Конечно, я мог утешаться (и утешался) тем, что эта стихия не единственная и что вообще «революции не делаются в белых перчатках», я вообще на этом не зацикливался, не до того было, но все запомнил. На моем пути это был второй случай необаятельной революционности (первым, если помнит читатель, был красный партизан из Александровки).
К «революционности» Пашки Богомолова рабочие относились иронически — в принципе рабочим, особенно квалифицированным, люмпенская стихия по природе чужда и неприятна. Хоть недовольства у них тогда хватало, выражалось оно, как видел читатель, менее идеологически. Но к нему самому отношение было вполне дружелюбное и сочувственное, как к горемыке.

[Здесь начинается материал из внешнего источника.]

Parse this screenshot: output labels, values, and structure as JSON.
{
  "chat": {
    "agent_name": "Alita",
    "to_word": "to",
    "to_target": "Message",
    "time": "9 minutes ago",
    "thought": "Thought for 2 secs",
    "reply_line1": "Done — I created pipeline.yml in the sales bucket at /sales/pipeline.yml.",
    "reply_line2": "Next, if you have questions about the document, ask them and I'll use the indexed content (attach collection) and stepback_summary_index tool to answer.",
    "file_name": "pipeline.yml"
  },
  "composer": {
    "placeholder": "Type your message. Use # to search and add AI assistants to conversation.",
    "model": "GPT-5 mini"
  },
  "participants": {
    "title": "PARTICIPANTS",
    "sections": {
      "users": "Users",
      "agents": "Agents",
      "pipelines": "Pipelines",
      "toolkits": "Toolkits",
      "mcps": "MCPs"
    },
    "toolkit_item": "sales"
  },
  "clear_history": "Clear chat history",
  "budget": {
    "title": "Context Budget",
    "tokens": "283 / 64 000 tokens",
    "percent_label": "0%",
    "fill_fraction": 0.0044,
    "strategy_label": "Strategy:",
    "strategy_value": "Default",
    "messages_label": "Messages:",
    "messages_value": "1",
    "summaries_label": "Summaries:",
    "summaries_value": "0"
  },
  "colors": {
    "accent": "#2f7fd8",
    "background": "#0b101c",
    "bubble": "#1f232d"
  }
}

Был в цеху еще один горемыка, человек примерно такого же образа жизни, как Богомолов, по фамилии или прозвищу Земляк, по специальности, если не ошибаюсь, слесарь-механик. Но тот о «законах революции» не разглагольствовал, больше вообще мрачно молчал. Правда, запомнился он мне потому, что однажды заговорил — выступил на каком-то цеховом собрании во время пересменки, то есть в присутствии всего цеха. К ораторству он склонности не имел, выступил потому, что накипело, выступал он при полном сочувствии аудитории и при ее же дружном хохоте.
Сочувствие было вызвано тем, что он говорил о том, что у всех болело: о невозможной жизни рабочего человека, о неуважительном отношении к нему повсюду, куда он обращается, о дурном снабжении, о пустом супе в столовой и о прочих возмутительных вещах. А хохот был вызван тем, что говорить о волнующих его вопросах он привык с привлечением, так сказать, ненормативной лексики, которую сам полагал в публичных выступлениях неуместной, но от которой не мог избавиться. Отсюда и получался комизм.
Например, и обозначив точно, чем официантка, перед тем как исчезнуть, крутанула перед рабочим человеком в ответ на справедливое требование и соответственно обозвав ее за это блядью, он тут же спохватывался, спотыкался и начинал извиняться, даже сокрушаться по своему же поводу, но спонтанно тоже в тех же выражениях, за чем следовал следующий виток таких же извинений, в которых он окончательно, при сочувственном смехе рабочих, запутывался. После чего начинал сначала. Тогда еще было немало таких рабочих, тогда ведь еще и семилетки кончали не все. Учитель Рэма, квалифицированнейший слесарь, ухитрялся объяснить ему самое сложное задание и работу весьма сложных устройств, не употребив ни одного нормативного, а попросту — нематерного слова. Кроме предлогов и союзов, конечно. Публично он не выступал, но думаю, что, если бы пришлось, смог бы обойтись без мата. А в быту не мог без него. И не то, чтобы он изгалялся или «выпендривался» — ничуть. А именно не мог. Человек был взрослый, солидный. Вид, правда, имел несколько нервный, но если это на чем и сказывалось, то только на лексике. Звали его все уважительно — Виктор Федорович. Так ведь не всех звали.
Моего учителя Толю звали по имени, а одного из слесарей, не менее квалифицированного, чем Виктор Федорович, звали просто Акулиной, хоть имя ему было Василий. Но это, видимо, за внешность, — он был видом широк, приземист и простоват. По-моему, за внешность же его считали и «кулачком» — больше этому не в чем было проявиться.